Ce tableau n’a jamais quitté Rome et a fait peut-être partie de la collection Savelli.
La servante qui montre saint Pierre du doigt, dans le Reniement, a une sorte de bonnet ou un mouchoir noué, qu’on retrouve avec la même physionomie pour une femme curieusement placée au milieu d’un autre tableau du Maître, Jésus et les Docteurs de la Loi
Jésus et Les Docteurs de la Loi
Jésus et les Docteurs de la Loi, Eglise Saint Martin, Langres, C p. 45, fig 20
On peut accepter sans peine la comparaison avec le Reniement : même obscurité dont se détachent les feuilles blanches que le érudits compulsent.
La présence d’une femme au milieu des docteurs parait incongrue. La grosse colonne cannelée derrière elle est sans justification, sinon le même rappel de l’Antique que pour le Jugement.
A droite, un homme musculeux dont on voit le dos à moitié nu rappelle également le bourreau du Jugement.

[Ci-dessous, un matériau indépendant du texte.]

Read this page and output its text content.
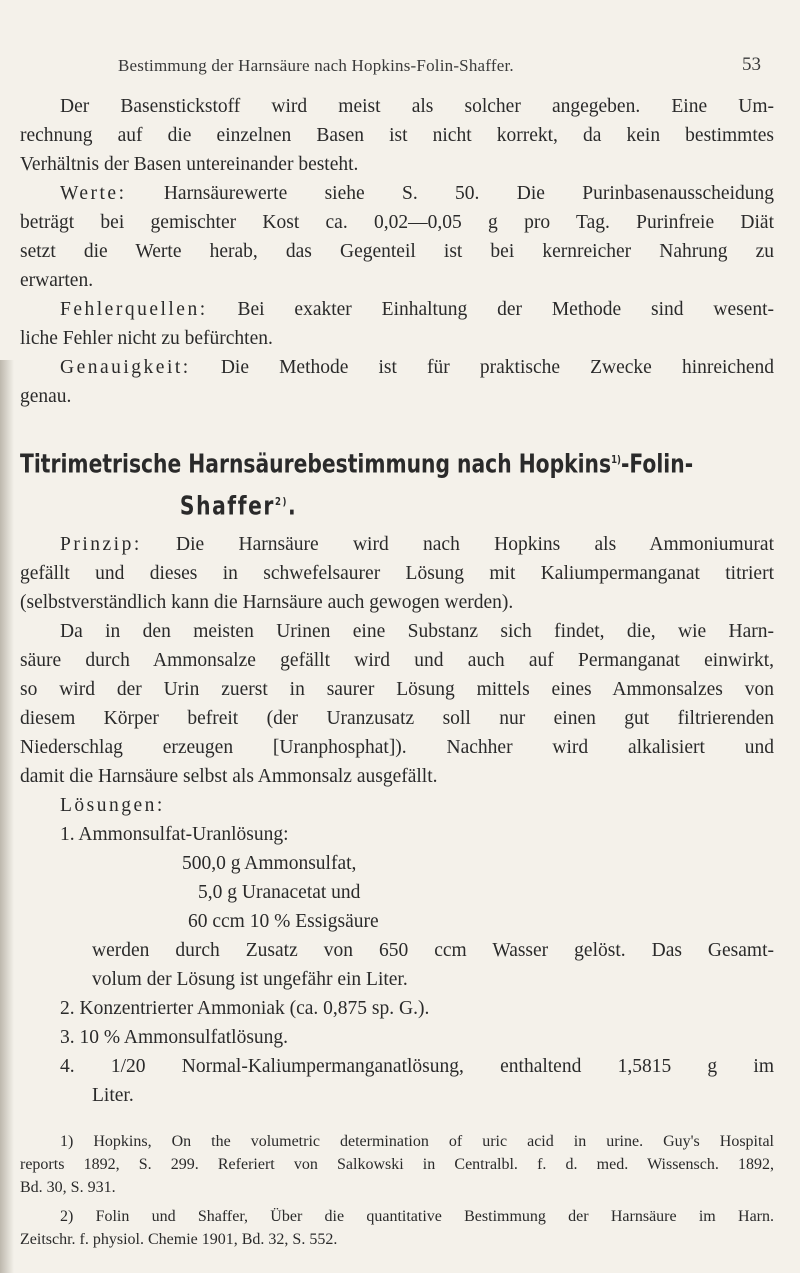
Bestimmung der Harnsäure nach Hopkins-Folin-Shaffer.	53

Der Basenstickstoff wird meist als solcher angegeben. Eine Um-
rechnung auf die einzelnen Basen ist nicht korrekt, da kein bestimmtes
Verhältnis der Basen untereinander besteht.

Werte: Harnsäurewerte siehe S. 50. Die Purinbasenausscheidung
beträgt bei gemischter Kost ca. 0,02—0,05 g pro Tag. Purinfreie Diät
setzt die Werte herab, das Gegenteil ist bei kernreicher Nahrung zu
erwarten.

Fehlerquellen: Bei exakter Einhaltung der Methode sind wesent-
liche Fehler nicht zu befürchten.

Genauigkeit: Die Methode ist für praktische Zwecke hinreichend
genau.

Titrimetrische Harnsäurebestimmung nach Hopkins$^{1)}$-Folin-
Shaffer$^{2)}$.

Prinzip: Die Harnsäure wird nach Hopkins als Ammoniumurat
gefällt und dieses in schwefelsaurer Lösung mit Kaliumpermanganat titriert
(selbstverständlich kann die Harnsäure auch gewogen werden).

Da in den meisten Urinen eine Substanz sich findet, die, wie Harn-
säure durch Ammonsalze gefällt wird und auch auf Permanganat einwirkt,
so wird der Urin zuerst in saurer Lösung mittels eines Ammonsalzes von
diesem Körper befreit (der Uranzusatz soll nur einen gut filtrierenden
Niederschlag erzeugen [Uranphosphat]). Nachher wird alkalisiert und
damit die Harnsäure selbst als Ammonsalz ausgefällt.

Lösungen:

1. Ammonsulfat-Uranlösung:
500,0 g Ammonsulfat,
5,0 g Uranacetat und
60 ccm 10 % Essigsäure
werden durch Zusatz von 650 ccm Wasser gelöst. Das Gesamt-
volum der Lösung ist ungefähr ein Liter.
2. Konzentrierter Ammoniak (ca. 0,875 sp. G.).
3. 10 % Ammonsulfatlösung.
4. 1/20 Normal-Kaliumpermanganatlösung, enthaltend 1,5815 g im
Liter.
1) Hopkins, On the volumetric determination of uric acid in urine. Guy's Hospital
reports 1892, S. 299. Referiert von Salkowski in Centralbl. f. d. med. Wissensch. 1892,
Bd. 30, S. 931.
2) Folin und Shaffer, Über die quantitative Bestimmung der Harnsäure im Harn.
Zeitschr. f. physiol. Chemie 1901, Bd. 32, S. 552.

Tout à droite, on trouve une tête de vieiilard complètement chauve qui se rapproche de l’apôtre Barthélémy de la série Gavotti, mais sans les effets de couleur.
Je suis très admiratif pour la composition en oblique avec les feuilles blanches, et l’astuce de donner à l’enfant le geste du discuteur, paume en avant pour s’imposer, tandis que son bras gauche disparait dans la « toge ». L’originalité et la qualité sont indiscutables.
Ici, l’Enfant Jésus est tout jeune, avec un visage poupin et il regarde vers le spectateur.
Je ne trouve ainsi aucun lien avec le même sujet traité par Ribera :
Jésus et les Docteurs de la Loi, Ribera
Ribera, dans son tableau napolitain, a figuré un adolescent en robe rouge vu de profil en face des savants penchés sur leurs livres énormes et écornés à plaisir. Aucun lien possible.
La Résurrection de Lazare
La Résurrection de Lazare, Prado, Madrid
La pièce maîtresse de l’expo de Madrid et ensuite de Naples a été la grande toile (171 / 289 cm) de La Résurrection de Lazare (C. n° 36 et p. 79), à laquelle a été consacrée un long article de Javier Portus (p. 61 – 77) avec le texte de l’évangile de Jean, le seul à raconter le miracle.
L’histoire récente du tableau explique tout le développement de l’hypothèse sur le « jeune Ribera ». Il a été présenté en janvier 2001 à New York à la galerie Sotheby, sous l’étiquette Ribera, et les patrons du Prado ont fait acquérir l’oeuvre en 2003.
Dès 2002, Papi avait proposé cette hypothèse qu’il avait déjà soutenue en 1988 pour former un corpus autour du Maître du Jugement de Salomon. Il n’a eu qu’à persévérer dans toute une suite d’articles pour finir par convaincre, d’abord les espagnols (fierté nationale oblige), et ensuite presque tous les autres.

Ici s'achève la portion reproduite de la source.